If an employer fails to comply with a withholding order, “[t]he guaranty agency must sue any employer for any amount that the employer, after receipt of the withholding order . . . fails to withhold from wages owed and payable to an employee under the employer’s normal pay and disbursement cycle.” 34 C.F.R. § 682.410(b)(9)(i)(P). In addition, the employer is liable for “attorneys’ fees, costs, and, in the court’s discretion, punitive damages.” 20 U.S.C. § 1095a(a)(6).

As many courts have stated, once a guaranty agency sues an employer for failing to comply with a garnishment order, there are no defenses available to the employer.
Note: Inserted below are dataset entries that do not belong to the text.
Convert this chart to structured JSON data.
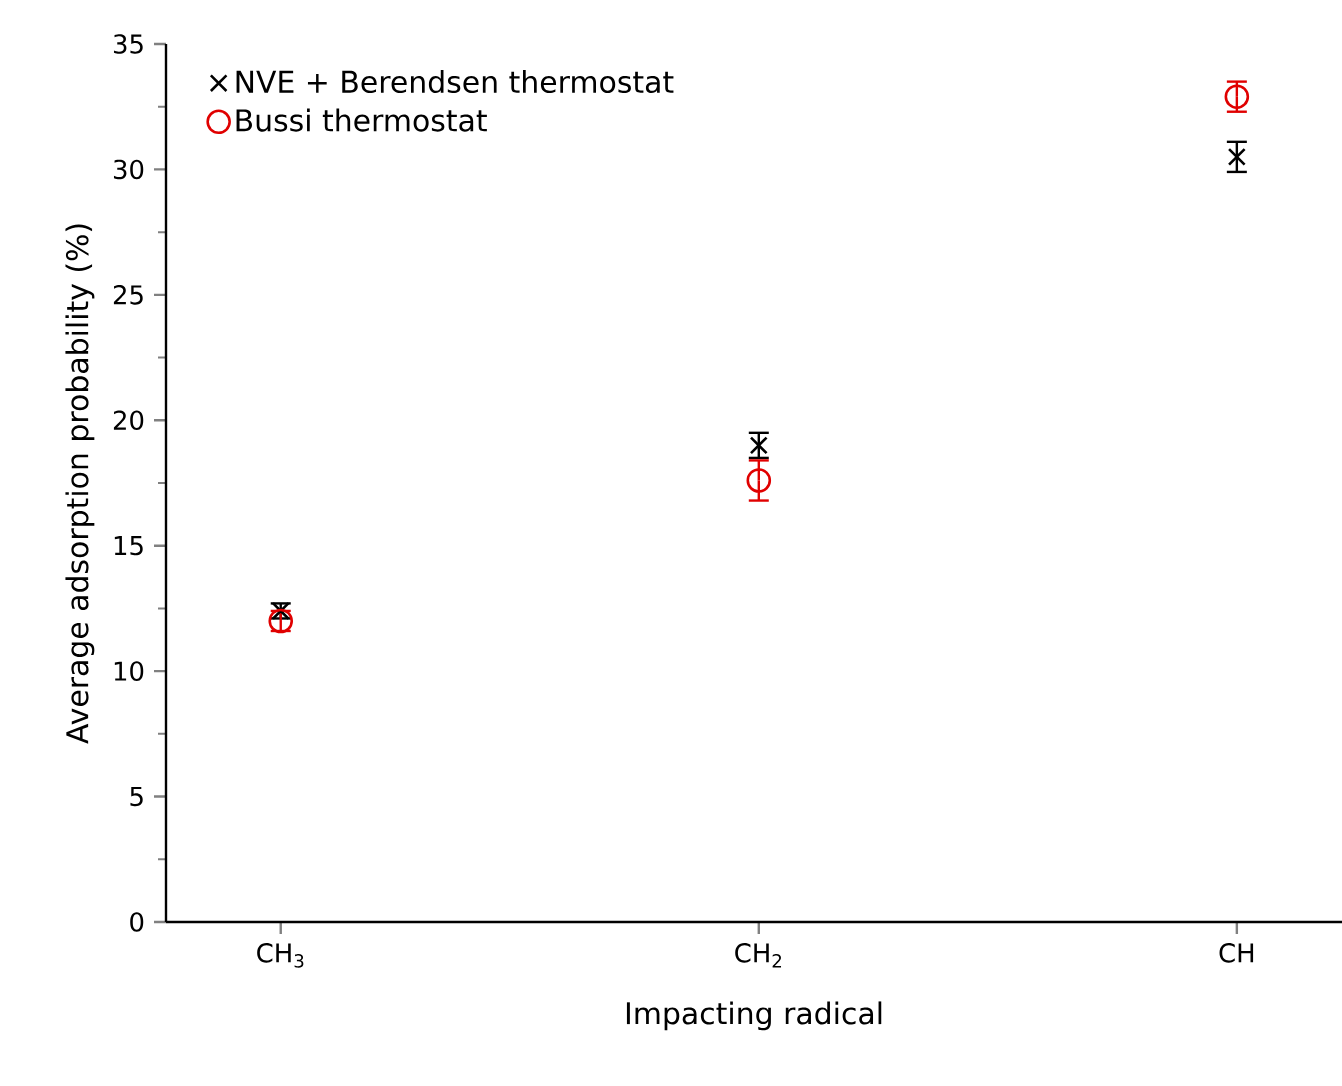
{
  "chart_data": {
    "type": "scatter",
    "xlabel": "Impacting radical",
    "ylabel": "Average adsorption probability (%)",
    "categories": [
      "CH$_{3}$",
      "CH$_{2}$",
      "CH"
    ],
    "series": [
      {
        "name": "NVE + Berendsen thermostat",
        "color": "#000000",
        "marker": "cross",
        "values": [
          12.4,
          19.0,
          30.5
        ],
        "errors": [
          0.3,
          0.5,
          0.6
        ]
      },
      {
        "name": "Bussi thermostat",
        "color": "#e00000",
        "marker": "circle",
        "values": [
          12.0,
          17.6,
          32.9
        ],
        "errors": [
          0.4,
          0.8,
          0.6
        ]
      }
    ],
    "ylim": [
      0,
      35
    ],
    "yticks": [
      0,
      5,
      10,
      15,
      20,
      25,
      30,
      35
    ],
    "legend": "top left",
    "grid": false
  }
}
See, e.g., Educ. Credit Mgmt. Corp. v. Wilson, 2005 WL 1263027, at *3 (E.D. Tenn. May 27, 2005) (“[T]he text of the wage garnishment provision offers a borrower’s employer no defenses to a wage garnishment order[.]”); Educ. Credit Mgmt. Corp. v. TKD Auto., Inc., 2020 WL 5503681, at *6 (M.D.N.C. Sept. 11, 2020) (“Section 1095a(a)(6) simply offers the employer no defense for not complying with a lawful garnishment order[.]”). “The only defense available is for the debtor to challenge the existence or the amount of the debt.” Educ. Credit Mgmt. Corp. v. Cherish Prod., Inc., 312 F. Supp. 2d 1183, 1186 (D. Minn. 2004). However, only the employee—not the employer—may challenge the existence or the amount of the loan. See Wilson, 2005 WL 1263027, at *3 (“To be clear, the wage garnishment provision enables the borrower, not the borrower’s employer, to contest the loan.” (citing 20 U.S.C. §§ 1095a(a)(5) and 1095a(b))).

Student loan defaults will continue even if today’s troubled economy rebounds, so employers, especially small businesses, should be prepared to respond promptly to federal wage garnishment orders. Employers that resist compliance with such orders only hurt themselves by inviting a lawsuit in which they will finance both sides of the litigation.